SOLR Delta Re-Indexing | A Blue Green Design Approach

SOLR Delta Re-Indexing | A Blue Green Design Approach

Written by Vivek on Nov 4th, 2023 Views Report Post

Overview

Assuming if you are reading this post, you might have interest or finding an effective and reliable approach to do re-indexing on Solr. In this blog, I will talk about an experience and proven approach to Re-building and Re-indexing Solr during production releases, which cuts down our pain from 10-15 days to 1-2 days without impacting any Solr clients and / or end users.

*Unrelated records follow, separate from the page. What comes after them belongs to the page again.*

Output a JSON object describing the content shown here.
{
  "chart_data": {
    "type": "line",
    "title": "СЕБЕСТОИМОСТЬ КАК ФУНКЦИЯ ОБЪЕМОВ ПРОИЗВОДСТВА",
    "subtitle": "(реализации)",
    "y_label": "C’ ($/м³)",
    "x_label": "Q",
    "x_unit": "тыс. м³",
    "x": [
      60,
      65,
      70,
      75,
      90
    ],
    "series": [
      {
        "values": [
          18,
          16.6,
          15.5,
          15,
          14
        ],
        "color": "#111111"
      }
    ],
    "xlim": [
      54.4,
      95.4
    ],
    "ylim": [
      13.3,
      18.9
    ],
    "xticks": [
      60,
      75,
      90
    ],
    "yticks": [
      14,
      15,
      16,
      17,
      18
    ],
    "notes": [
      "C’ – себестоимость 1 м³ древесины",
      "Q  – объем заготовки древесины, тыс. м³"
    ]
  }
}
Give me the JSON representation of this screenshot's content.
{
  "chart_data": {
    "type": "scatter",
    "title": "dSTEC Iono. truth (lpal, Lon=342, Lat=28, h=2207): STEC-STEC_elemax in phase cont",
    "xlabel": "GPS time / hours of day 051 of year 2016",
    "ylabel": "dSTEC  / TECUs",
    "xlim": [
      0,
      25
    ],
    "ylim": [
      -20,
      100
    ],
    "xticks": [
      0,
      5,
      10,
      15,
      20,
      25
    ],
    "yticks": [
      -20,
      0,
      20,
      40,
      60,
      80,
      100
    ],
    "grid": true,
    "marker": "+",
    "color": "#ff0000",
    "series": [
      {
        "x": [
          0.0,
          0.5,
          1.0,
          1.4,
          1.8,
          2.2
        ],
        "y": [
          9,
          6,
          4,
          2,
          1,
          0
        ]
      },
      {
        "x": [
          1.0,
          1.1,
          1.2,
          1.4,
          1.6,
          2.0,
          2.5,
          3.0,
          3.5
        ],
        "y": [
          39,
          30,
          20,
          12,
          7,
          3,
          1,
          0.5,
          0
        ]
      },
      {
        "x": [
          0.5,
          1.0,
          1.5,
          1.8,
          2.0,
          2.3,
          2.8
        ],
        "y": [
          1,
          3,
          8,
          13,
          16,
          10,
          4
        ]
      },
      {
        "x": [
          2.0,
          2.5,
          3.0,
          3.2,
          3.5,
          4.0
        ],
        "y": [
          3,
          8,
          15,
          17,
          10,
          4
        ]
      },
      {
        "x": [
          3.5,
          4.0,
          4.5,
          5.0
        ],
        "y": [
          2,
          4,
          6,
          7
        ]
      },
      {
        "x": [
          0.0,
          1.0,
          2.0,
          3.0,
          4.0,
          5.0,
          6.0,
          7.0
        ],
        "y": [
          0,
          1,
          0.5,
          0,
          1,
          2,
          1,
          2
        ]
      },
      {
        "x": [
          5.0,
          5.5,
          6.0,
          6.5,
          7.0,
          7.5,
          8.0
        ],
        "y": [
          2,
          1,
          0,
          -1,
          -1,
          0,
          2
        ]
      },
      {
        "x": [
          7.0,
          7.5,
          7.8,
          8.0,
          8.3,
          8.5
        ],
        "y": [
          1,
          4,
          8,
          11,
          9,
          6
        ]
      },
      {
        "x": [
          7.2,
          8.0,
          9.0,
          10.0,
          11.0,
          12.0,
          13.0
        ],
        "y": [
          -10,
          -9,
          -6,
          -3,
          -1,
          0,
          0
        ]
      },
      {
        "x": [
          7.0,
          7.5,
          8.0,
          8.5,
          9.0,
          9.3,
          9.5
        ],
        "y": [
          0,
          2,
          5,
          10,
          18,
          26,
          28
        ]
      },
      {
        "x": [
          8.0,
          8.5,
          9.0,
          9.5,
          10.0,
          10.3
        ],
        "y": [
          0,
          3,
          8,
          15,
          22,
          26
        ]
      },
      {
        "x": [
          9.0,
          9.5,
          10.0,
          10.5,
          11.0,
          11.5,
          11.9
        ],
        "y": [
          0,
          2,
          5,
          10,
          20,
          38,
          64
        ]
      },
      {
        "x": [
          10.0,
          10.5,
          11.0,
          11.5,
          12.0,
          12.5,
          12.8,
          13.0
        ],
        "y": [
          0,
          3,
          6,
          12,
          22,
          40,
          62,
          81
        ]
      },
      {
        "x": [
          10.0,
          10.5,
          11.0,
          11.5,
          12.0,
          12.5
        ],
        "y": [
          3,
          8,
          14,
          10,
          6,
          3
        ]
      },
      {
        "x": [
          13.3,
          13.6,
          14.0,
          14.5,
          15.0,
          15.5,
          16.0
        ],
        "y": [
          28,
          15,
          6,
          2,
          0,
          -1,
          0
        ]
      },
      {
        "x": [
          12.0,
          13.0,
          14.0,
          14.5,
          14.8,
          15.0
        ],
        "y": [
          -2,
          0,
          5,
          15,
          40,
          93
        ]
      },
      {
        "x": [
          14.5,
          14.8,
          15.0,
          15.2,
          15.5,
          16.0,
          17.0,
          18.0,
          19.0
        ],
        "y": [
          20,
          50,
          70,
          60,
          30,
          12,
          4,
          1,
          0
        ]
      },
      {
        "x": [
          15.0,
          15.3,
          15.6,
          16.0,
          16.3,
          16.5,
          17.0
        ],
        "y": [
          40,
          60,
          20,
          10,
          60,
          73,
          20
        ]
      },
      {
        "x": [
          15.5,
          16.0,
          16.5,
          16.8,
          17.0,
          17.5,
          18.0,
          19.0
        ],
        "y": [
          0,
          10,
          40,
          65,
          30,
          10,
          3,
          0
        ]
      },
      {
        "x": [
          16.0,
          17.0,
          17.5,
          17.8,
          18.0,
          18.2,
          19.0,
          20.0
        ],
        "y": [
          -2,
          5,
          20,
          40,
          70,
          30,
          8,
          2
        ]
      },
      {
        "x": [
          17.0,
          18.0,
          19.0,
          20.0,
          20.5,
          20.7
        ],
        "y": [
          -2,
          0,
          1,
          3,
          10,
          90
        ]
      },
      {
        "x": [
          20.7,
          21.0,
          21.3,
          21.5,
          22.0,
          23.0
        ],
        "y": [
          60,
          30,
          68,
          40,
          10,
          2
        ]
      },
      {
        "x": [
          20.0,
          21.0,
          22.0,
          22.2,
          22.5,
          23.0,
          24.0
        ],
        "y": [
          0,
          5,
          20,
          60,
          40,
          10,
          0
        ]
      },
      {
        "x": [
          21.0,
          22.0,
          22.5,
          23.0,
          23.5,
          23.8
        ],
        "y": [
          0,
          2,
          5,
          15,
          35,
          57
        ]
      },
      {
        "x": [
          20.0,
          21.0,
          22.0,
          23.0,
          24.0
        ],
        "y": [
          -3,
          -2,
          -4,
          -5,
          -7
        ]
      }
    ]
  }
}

Before deep down, I am assuming you are familiar with Apache SOLR. If YES, you may skip 1st section, else better to go through it and/or deep down with its official documentation

What is SOLR?

SOLR is an open-source enterprise-search platform, written in Java and is widely used for enterprise search and analytics use cases and has an active development community and regular releases.

Apache SOLR is developed in an open, collaborative manner by the Apache SOLR project at the Apache Software Foundation. Its major features include full-text search, hit highlighting, faceted search, real-time indexing, dynamic clustering, database integration, NoSQL features and rich document (e.g., Word, PDF) handling.

SOLR runs as a standalone full-text search server. It uses the Lucene Java search library at its core for full-text indexing and search and has REST-like HTTP/XML and JSON APIs that make it usable from most popular programming languages. Providing distributed search and index replication, SOLR is designed for scalability and fault tolerance.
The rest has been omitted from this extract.